Public Health is extending call centre hours over the weekend to answer concerns from the public. Please check wdgpublichealth.ca for more information.

Public health units are responsible for following up any complaints about how equipment is used in a doctor’s or dentist’s office or any other regulated health professional such as chiropractors or massage therapists.

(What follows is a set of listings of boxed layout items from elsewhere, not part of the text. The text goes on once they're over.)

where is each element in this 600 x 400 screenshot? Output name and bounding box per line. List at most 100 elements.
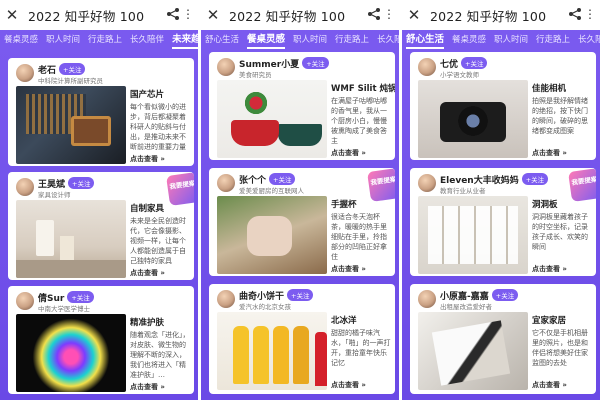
tab-craftsman[interactable]: 职人时间 [42, 30, 84, 50]
avatar[interactable] [16, 64, 34, 82]
product-description: 在满屋子咕嘟咕嘟的香气里，我从一个厨房小白，慢慢被熏陶成了美食答主 [331, 97, 387, 145]
article-panel-2: ✕ 2022 知乎好物 100 ⋮ 舒心生活 餐桌灵感 职人时间 行走路上 长久… [201, 0, 399, 400]
tab-craftsman[interactable]: 职人时间 [490, 30, 532, 50]
tab-comfort[interactable]: 舒心生活 [201, 30, 243, 50]
view-more-link[interactable]: 点击查看 » [331, 264, 366, 274]
tab-dining[interactable]: 餐桌灵感 [0, 30, 42, 50]
share-icon[interactable] [367, 7, 381, 21]
category-tabs: 舒心生活 餐桌灵感 职人时间 行走路上 长久陪伴 [402, 30, 600, 50]
author-role: 爱汽水的北京女孩 [239, 303, 291, 311]
tab-companion[interactable]: 长久陪伴 [126, 30, 168, 50]
share-icon[interactable] [166, 7, 180, 21]
proposal-badge[interactable]: 我要提案 [568, 168, 596, 202]
avatar[interactable] [217, 58, 235, 76]
view-more-link[interactable]: 点击查看 » [532, 148, 567, 158]
page-title: 2022 知乎好物 100 [430, 8, 547, 24]
product-description: 它不仅是手机相册里的照片，也是和伴侣将想美好住家监图的去处 [532, 329, 588, 367]
product-photo[interactable] [16, 314, 126, 392]
product-photo[interactable] [418, 312, 528, 390]
close-icon[interactable]: ✕ [201, 6, 225, 24]
product-card[interactable]: 张个个 +关注 爱美爱厨房的互联网人 手握杯 很适合冬天泡杯茶，暖暖的热手里细贴在… [209, 168, 395, 276]
product-card[interactable]: Eleven大丰收妈妈 +关注 教育行业从业者 洞洞板 洞洞板里藏着孩子的时空坐标… [410, 168, 596, 276]
proposal-badge[interactable]: 我要提案 [367, 168, 395, 202]
more-vertical-icon[interactable]: ⋮ [182, 6, 194, 22]
close-icon[interactable]: ✕ [0, 6, 24, 24]
product-photo[interactable] [217, 312, 327, 390]
avatar[interactable] [16, 292, 34, 310]
follow-button[interactable]: +关注 [461, 57, 488, 69]
tab-travel[interactable]: 行走路上 [84, 30, 126, 50]
view-more-link[interactable]: 点击查看 » [130, 154, 165, 164]
top-bar: ✕ 2022 知乎好物 100 ⋮ [0, 0, 198, 30]
product-card[interactable]: 老石 +关注 中科院计算所副研究员 国产芯片 每个看似微小的进步，背后都凝聚着科研… [8, 58, 194, 166]
product-card[interactable]: Summer小夏 +关注 美食研究员 WMF Silit 炖锅 在满屋子咕嘟咕嘟的… [209, 52, 395, 160]
product-card[interactable]: 七优 +关注 小学语文教师 佳能相机 拍照是我纾解情绪的绝招，按下快门的瞬间，破碎… [410, 52, 596, 160]
product-title: 国产芯片 [130, 90, 165, 100]
avatar[interactable] [16, 178, 34, 196]
tab-companion[interactable]: 长久陪伴 [574, 30, 600, 50]
follow-button[interactable]: +关注 [521, 173, 549, 185]
author-role: 中科院计算所副研究员 [38, 77, 103, 85]
avatar[interactable] [418, 290, 436, 308]
product-card[interactable]: 曲奇小饼干 +关注 爱汽水的北京女孩 北冰洋 甜甜的橘子味汽水，「啪」的一声打开，… [209, 284, 395, 394]
tab-travel[interactable]: 行走路上 [331, 30, 373, 50]
product-title: 手握杯 [331, 200, 357, 210]
page-title: 2022 知乎好物 100 [229, 8, 346, 24]
view-more-link[interactable]: 点击查看 » [331, 148, 366, 158]
product-description: 每个看似微小的进步，背后都凝聚着科研人的贴斜与付出，是推动未来不断前进的重要力量 [130, 103, 186, 151]
author-role: 教育行业从业者 [440, 187, 486, 195]
product-photo[interactable] [418, 80, 528, 158]
view-more-link[interactable]: 点击查看 » [130, 382, 165, 392]
product-card[interactable]: 倩Sur +关注 中南大学医学博士 精准护肤 随着观念「进化」，对皮肤、微生物的理… [8, 286, 194, 394]
author-role: 出租屋改造爱好者 [440, 303, 492, 311]
follow-button[interactable]: +关注 [269, 173, 296, 185]
tab-dining[interactable]: 餐桌灵感 [448, 30, 490, 50]
avatar[interactable] [418, 174, 436, 192]
product-description: 甜甜的橘子味汽水，「啪」的一声打开，重拾童年快乐记忆 [331, 329, 391, 367]
tab-future[interactable]: 未来趋势 [168, 30, 198, 50]
product-description: 未来是全民创造时代，它会像摄影、视频一样，让每个人都能创造属于自己独特的家具 [130, 217, 186, 265]
product-card[interactable]: 小原嘉-嘉嘉 +关注 出租屋改造爱好者 宜家家居 它不仅是手机相册里的照片，也是和… [410, 284, 596, 394]
product-description: 随着观念「进化」，对皮肤、微生物的理解不断的深入，我们也将进入「精准护肤」… [130, 331, 190, 379]
avatar[interactable] [418, 58, 436, 76]
product-photo[interactable] [217, 80, 327, 158]
product-title: 佳能相机 [532, 84, 567, 94]
product-card[interactable]: 王昊斌 +关注 家具设计师 自制家具 未来是全民创造时代，它会像摄影、视频一样，让… [8, 172, 194, 280]
proposal-badge[interactable]: 我要提案 [166, 172, 194, 206]
product-photo[interactable] [16, 86, 126, 164]
follow-button[interactable]: +关注 [287, 289, 314, 301]
tab-travel[interactable]: 行走路上 [532, 30, 574, 50]
more-vertical-icon[interactable]: ⋮ [584, 6, 596, 22]
view-more-link[interactable]: 点击查看 » [532, 380, 567, 390]
tab-dining[interactable]: 餐桌灵感 [243, 30, 289, 50]
product-photo[interactable] [418, 196, 528, 274]
article-panel-1: ✕ 2022 知乎好物 100 ⋮ 餐桌灵感 职人时间 行走路上 长久陪伴 未来… [0, 0, 198, 400]
tab-companion[interactable]: 长久陪伴 [373, 30, 399, 50]
tab-comfort[interactable]: 舒心生活 [402, 30, 448, 50]
follow-button[interactable]: +关注 [302, 57, 329, 69]
view-more-link[interactable]: 点击查看 » [130, 268, 165, 278]
close-icon[interactable]: ✕ [402, 6, 426, 24]
author-role: 中南大学医学博士 [38, 305, 90, 313]
top-bar: ✕ 2022 知乎好物 100 ⋮ [402, 0, 600, 30]
product-photo[interactable] [217, 196, 327, 274]
more-vertical-icon[interactable]: ⋮ [383, 6, 395, 22]
follow-button[interactable]: +关注 [491, 289, 519, 301]
product-description: 很适合冬天泡杯茶，暖暖的热手里细贴在手里，拎指部分的凹陷正好拿住 [331, 213, 387, 261]
author-role: 美食研究员 [239, 71, 272, 79]
follow-button[interactable]: +关注 [59, 63, 86, 75]
product-title: 宜家家居 [532, 316, 567, 326]
share-icon[interactable] [568, 7, 582, 21]
tab-craftsman[interactable]: 职人时间 [289, 30, 331, 50]
product-title: 精准护肤 [130, 318, 165, 328]
view-more-link[interactable]: 点击查看 » [532, 264, 567, 274]
product-title: 自制家具 [130, 204, 165, 214]
follow-button[interactable]: +关注 [68, 177, 95, 189]
avatar[interactable] [217, 174, 235, 192]
avatar[interactable] [217, 290, 235, 308]
follow-button[interactable]: +关注 [67, 291, 94, 303]
product-description: 拍照是我纾解情绪的绝招，按下快门的瞬间，破碎的思绪都变成图案 [532, 97, 588, 135]
product-photo[interactable] [16, 200, 126, 278]
view-more-link[interactable]: 点击查看 » [331, 380, 366, 390]
product-title: 洞洞板 [532, 200, 558, 210]
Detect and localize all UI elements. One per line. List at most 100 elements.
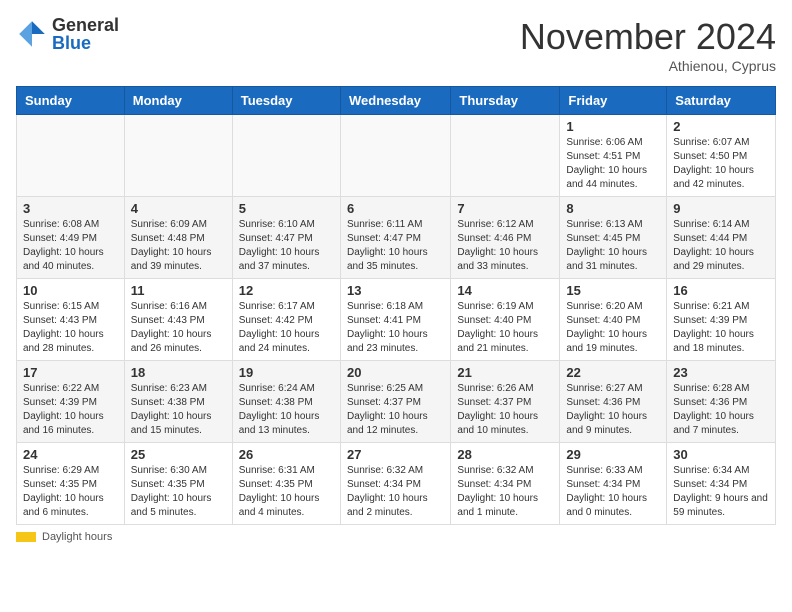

Public Health will continue to work closely with health and dental care providers to ensure their infection control practices pose no risk to their patients.

Media Contact:

Chuck Ferguson, Communications Manager
1-800-265-7293 ext. 4374
chuck.ferguson@wdgpublichealth.ca

BACKGROUNDER

Wellington-Dufferin-Guelph Public Health received an infection control complaint against the Guelph Dental Associates location at 380 Eramosa Rd. on Tuesday, June 20. Provincial legislation mandates all public health units to report, investigate and respond to infection complaints including those which involve a regulated health professional, like a dental clinic.

Public Health completed an inspection the next business day on Wednesday, June 21 and immediately closed the location. Although the clinic was undertaking sterilization procedures they were not adhering with published best practices documents including those set out by the Royal College of Dental Surgeons and the Provincial Infectious Diseases Advisory Committee (PIDAC). As a result, there is a low risk that some patients may have been exposed to hepatitis B, hepatitis C and HIV.

Some dental devices are reusable. After being used for a patient, the devices must be cleaned, disinfected and sterilized before being used for another patient. There are specific standards that dictate how cleaning, disinfection and sterilization must take place in order to kill all organisms on the devices.

Although the risk is very low, it is not possible to estimate an individual’s risk, which is why it is recommended all patients who had a procedure done at this location between January 21, 2015 and June 21, 2017 get tested for hepatitis B, hepatitis C and HIV.